In matters of love, do not follow your heart, because “the heart is deceitful above all things, and desperately sick,” Jeremiah 17:9 says. It will lead you astray every time, but God will never lead you astray. So don’t follow your heart; follow God’s revealed will as declared in His Word. He knows what’s best; your heart does not! Oh, it might feel right, but what feels right may actually bring more harm than good.

In 2006, the American Society of Landscape Architects conducted a study to determine how a fence and a boundary affected the behavior of children in the playground. The researchers constructed a playground with no fences. During the experiment, the children stayed in the center—almost in fear—and never ventured out beyond the playground structure. Then the researchers put up a fence. Immediately, the children's behavior changed. Instead of fearfully staying in the center of the playground, they wandered with freedom all the way to the fence, exploring and enjoying the entire space.

The researchers concluded: “The overwhelming conclusion was that with a given limitation, children felt safer to explore a playground… With a boundary, in this case the fence, the children felt at ease to explore the space.” Fences brought freedom. The absence of fences created fear and apprehension. (American Society of Landscape Architects, “ASLA 2006 Student Awards: Residential Design Award of Honors”, www.asla.org/awards/ 2006/studentawards/282.html; www.PreachingToday.com)

God’s Word is the boundary, the fence, which brings freedom to those we love. We don’t help people by removing the boundaries; we hurt them. For example, it is NOT love when a parent buys alcohol for their teenaged son or daughter’s party. It is NOT love when a man sleeps with a woman he is not married to. It is NOT love when we ignore sin in a brother or sister’s life and pretend that everything is all right.

It is NOT love to ignore the clear commands of Scripture in our relationships with each other.
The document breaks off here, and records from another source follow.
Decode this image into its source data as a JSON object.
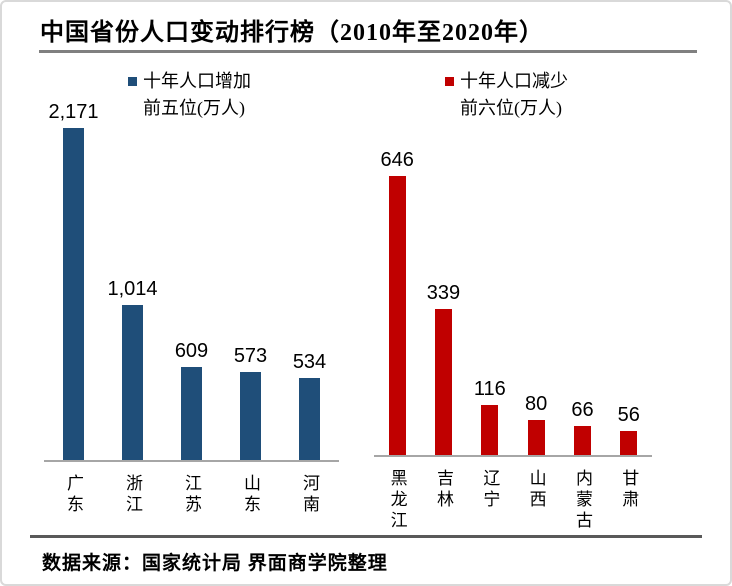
{
  "title": "中国省份人口变动排行榜（2010年至2020年）",
  "source": "数据来源：国家统计局 界面商学院整理",
  "colors": {
    "increase": "#1f4e79",
    "decrease": "#c00000",
    "title_rule": "#808080",
    "baseline": "#a6a6a6",
    "bottom_rule": "#595959"
  },
  "legends": {
    "increase": {
      "line1": "十年人口增加",
      "line2": "前五位(万人)"
    },
    "decrease": {
      "line1": "十年人口减少",
      "line2": "前六位(万人)"
    }
  },
  "chart_data": [
    {
      "type": "bar",
      "name": "population-increase-top5",
      "legend": "十年人口增加 前五位(万人)",
      "categories": [
        "广东",
        "浙江",
        "江苏",
        "山东",
        "河南"
      ],
      "values": [
        2171,
        1014,
        609,
        573,
        534
      ],
      "labels": [
        "2,171",
        "1,014",
        "609",
        "573",
        "534"
      ],
      "unit": "万人",
      "color": "#1f4e79",
      "ylim": [
        0,
        2171
      ],
      "grid": false,
      "legend_position": "top"
    },
    {
      "type": "bar",
      "name": "population-decrease-top6",
      "legend": "十年人口减少 前六位(万人)",
      "categories": [
        "黑龙江",
        "吉林",
        "辽宁",
        "山西",
        "内蒙古",
        "甘肃"
      ],
      "values": [
        646,
        339,
        116,
        80,
        66,
        56
      ],
      "labels": [
        "646",
        "339",
        "116",
        "80",
        "66",
        "56"
      ],
      "unit": "万人",
      "color": "#c00000",
      "ylim": [
        0,
        646
      ],
      "grid": false,
      "legend_position": "top"
    }
  ]
}
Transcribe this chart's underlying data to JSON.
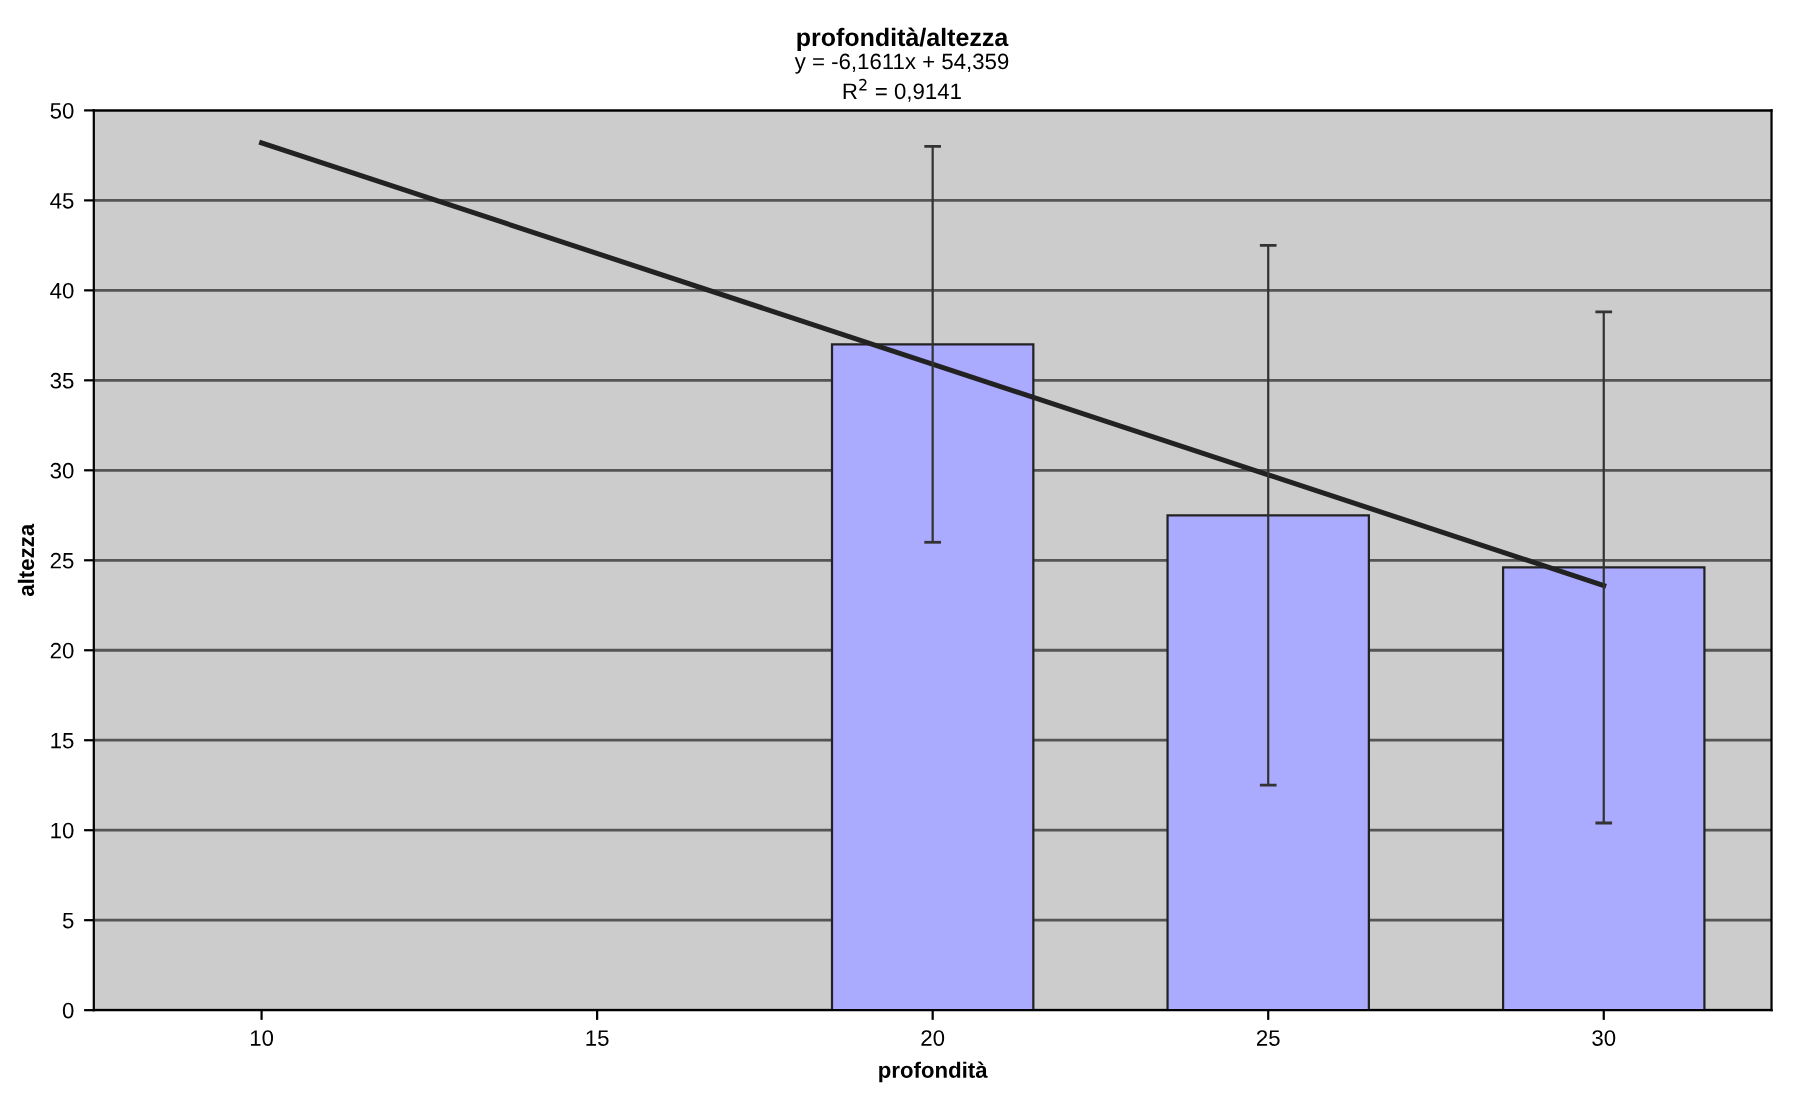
{
  "chart_data": {
    "type": "bar",
    "title": "profondità/altezza",
    "xlabel": "profondità",
    "ylabel": "altezza",
    "annotations": [
      "y = -6,1611x + 54,359",
      "R$^{2}$ = 0,9141"
    ],
    "categories": [
      "10",
      "15",
      "20",
      "25",
      "30"
    ],
    "series": [
      {
        "color": "#aaaaff",
        "values": [
          null,
          null,
          37,
          27.5,
          24.6
        ],
        "errors": [
          null,
          null,
          11,
          15,
          14.2
        ]
      },
      {
        "type": "line",
        "color": "#222222",
        "x": [
          "10",
          "30"
        ],
        "values": [
          48.2,
          23.6
        ]
      }
    ],
    "ylim": [
      0,
      50
    ],
    "yticks": [
      0,
      5,
      10,
      15,
      20,
      25,
      30,
      35,
      40,
      45,
      50
    ],
    "grid": "y",
    "legend": false
  }
}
For parents, the Bible says, “Bring [your children] up in the discipline and instruction of the Lord” (Ephesians 6:4). For lovers, the Bible says, “Abstain from sexual immorality” (1 Thessalonians 4:3). And for Brothers and Sisters in Christ, the Bible says, “If anyone is caught in a transgression, you who are spiritual should restore him in a spirit of gentleness...” (Galatians 6:1).